Fragment A (8 x 13 cm) preserves parts of two columns of text, and a 3 cm tall bottom margin, while fragment B (4.3 x 10.7 cm) preserves parts of one column. It is estimated that 24 columns of of the Cyropaedia had originally separated fragment A and B .
The text of Xenophon is written in an elegant, round script along the fibres on both sides of both fragments. The lettering is decorated with serifs, loops, paragraphoi and diple obelismene.
The Christian text is written in multiple angles, apparently in order to fit in the blank spaces around the existing text. On fragment A, the Christian text is written along the fibres on both the recto and verso, over the original text and intralinearly. On fragment B, the Christian text is written perpendicular to the fibres, and along the fibres on the verso. Although these are clear indications that the papyrus roll has been repurposed in a Christian context, the text cannot be considered a palimpsest as there were no apparent attempts to remove the original text of Xenophon; see ed. pr. The impression is that the roll has been cut before being reused, which could explain the variation in writing directions exhibited by the new text.
The Christian text is written in a sloping, bold majuscule, with some ligatures and marked diaereses before word-initial upsilon.
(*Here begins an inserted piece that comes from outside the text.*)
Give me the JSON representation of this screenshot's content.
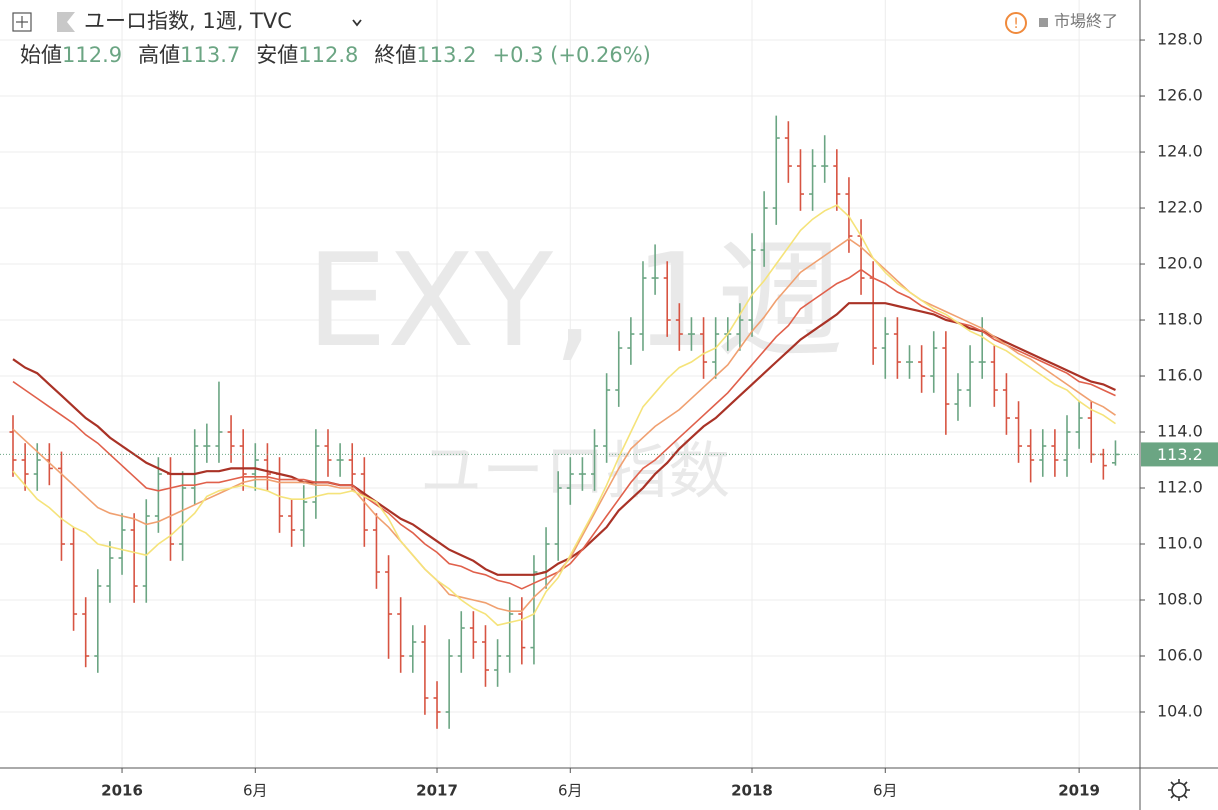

The impression is of haste and informality; see ed. pr. The text presents an unidentified Christian text commenting on three scenes from the Exodus: The crossing of the Red Sea, the springs of Merra, and the discovery of twelve springs and seventy palms in Aelim. The ed. pr. suggests that the text is either a homily or a commentary concerned with the Exodus, or that it may have had a cathegetical function. The story continues (in proper sequence) from fragment A to B, where the verso of fragment B precedes the recto.
|Selection criteria||Literary genre (Non-canonical), Literary genre (Theological), Subliterary genre (Liturgical)|
Palaeography. The older text of Xenophon is written in an elegant and practised round script, decorated with serifs, loops, and diple and can be placed in the 1st or 2nd c.
The Christian text is written in a sloping majuscule, and was placed in the 4/5 c. by the ed. pr. through comparison with P.Oxy. XXVII 2459 (4th c., Oxyrhynchus) and P.Egerton 5 (late 4/early 5th c., Greek/Coptic religious text).
|Absolute/relative date||Relative date|
Provenance and findspot are uncertain.
The fragments were acquired by Sir Harrod Idris Bell in 1926/1927.
Ann Arbor, Michigan University, Library P. 4922 a and b.